Every so often, when I criticize a work, I get a response of “OMG! It’s JUST a STORY!”. Last week, someone on Twitter told me I needed to learn the difference between reality and fiction (sadly, I was talking about politicians saying silly things in public and I’m pretty sure they’re real).
Yes. It’s just a story and no actual people are harmed in the creation of a work of fiction. However, the story itself can harm people. Misrepresentation causes direct harm.
Stories are how humans understand and communicate their world. When my husband, Bryan, gives his workshop on Digital Storytelling, he asks the audience, “What is a story?”. There is always a flurry of answers, but when he asks, “What is NOT a story?” the room goes silent.

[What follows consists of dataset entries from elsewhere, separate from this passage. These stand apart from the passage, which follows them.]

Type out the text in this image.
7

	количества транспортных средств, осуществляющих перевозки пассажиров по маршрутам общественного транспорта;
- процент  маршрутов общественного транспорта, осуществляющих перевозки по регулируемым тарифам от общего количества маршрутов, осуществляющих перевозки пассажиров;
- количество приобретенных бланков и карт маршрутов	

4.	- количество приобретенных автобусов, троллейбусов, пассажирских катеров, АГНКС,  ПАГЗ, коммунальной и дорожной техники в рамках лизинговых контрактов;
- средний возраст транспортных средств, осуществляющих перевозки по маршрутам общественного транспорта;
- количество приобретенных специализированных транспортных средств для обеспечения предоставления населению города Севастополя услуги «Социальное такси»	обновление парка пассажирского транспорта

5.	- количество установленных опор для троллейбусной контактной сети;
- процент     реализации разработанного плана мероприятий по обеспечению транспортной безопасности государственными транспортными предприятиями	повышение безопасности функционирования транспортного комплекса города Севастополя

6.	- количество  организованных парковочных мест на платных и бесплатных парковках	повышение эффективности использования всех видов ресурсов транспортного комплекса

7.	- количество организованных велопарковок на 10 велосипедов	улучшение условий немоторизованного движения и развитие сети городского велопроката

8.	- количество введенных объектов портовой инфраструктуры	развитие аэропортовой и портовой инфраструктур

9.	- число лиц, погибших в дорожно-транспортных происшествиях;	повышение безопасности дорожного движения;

It is very hard to find any human communication that doesn’t have an element of narrative running through it. Our very identities are held together by something called “narrative memory”. Every time we tell a story, the memory gets re-encoded. That’s one reason (they think) that talk therapy works for dealing with trauma. If you tell the story in a safe situation, to a safe person, the memories might still be strong, but talking about it shifts the emotions to something tolerable. The people at most risk for things like PTSD are those who are unable to share their stories.
If you want to persuade a person, don’t tell them the facts of your argument. When people are confronted with evidence that they are wrong, they tend to dig in their heels and outright dismiss said facts. If you want to persuade someone, tell them a story.
Whether the story is fiction or fact, our brains process the information the same way. We have a filter that picks many elements as “imaginary”, but that is entirely based on our experience in the world and the other narratives we have learned. For instance; by adolescence most kids understand that action movie physics are not real, that helmets are good ideas, that they can’t jump off the roof. But, only because adults TELL THEM STORIES. Often in the form of parental parables that generally include some poor schmo getting hurt/killed by doing some ill advised stunt.
We understand that the monster in the movie isn’t real. But only because our own experience and other narratives we have read/watched/heard tells us it is so. Nothing in the world is self evident.
This is why representation is so important. As I’ve noted before, sometimes writers do people a grave disservice in their efforts to jack up story tension, get cheap laughs, jerk some tears, or get readers invested in a character by misrepresenting either the character themselves OR the character’s emotions/reactions.
Sometimes this is out of ignorance. Sometimes laziness. Unfortunately, this has real world implications. If we don’t have personal experience with something, we MUST base our conclusions on the narratives we have heard.
There are narrative tropes out there that cause havoc in the lives of real people. Rape victims are often disbelieved because they act differently to what we’ve seen in fiction. So, while we KNOW Game of Thrones or Law and Order:SVU is “just” fiction, if we have never been raped, or talked in depth with many rape victims, our understanding of how rape victims act is shaped by these narratives.
The same goes for disability. There are the “Disability is worse than death” narratives, there are the “Supercrip” narratives, there are the “disabled people make great friends (but never lovers)” narratives. There are damned few narratives that just have a disabled person living their lives like everyone else.
I’ve been very saddened by how JK Rowling has handled her writing about magic in the Americas. Unfortunately, she is reiterating the narrative that the Europeans civilized the savages and taught them to improve their magic. In all likelihood, she is unaware of the accepted belief among historians that the Native American Nations were decimated by disease, not conquered by a superior force. I’m saddened because one phone call, or even a glance at Wikipedia could have headed the whole controversy off.
I’m also annoyed by the fans crying “It’s JUST fiction!” This, from the fandom who will jump all over people who spell McGonogoll differently than JKR does, don’t know the intricacies of the NHS or have British people eating pancakes for breakfast. But, I digress.
Someone asked me recently why I would bring the “trans* thing” up in my own work when it didn’t “add to the story.” I’m not sure what that means. I bring it up because I write about people and some people are trans*. Bailey is a lot of things and his gender identity is important to him, however, I don’t think that his gender identity is the only thing he wants to talk about.
I cannot say this enough. It is NEVER “just” a story.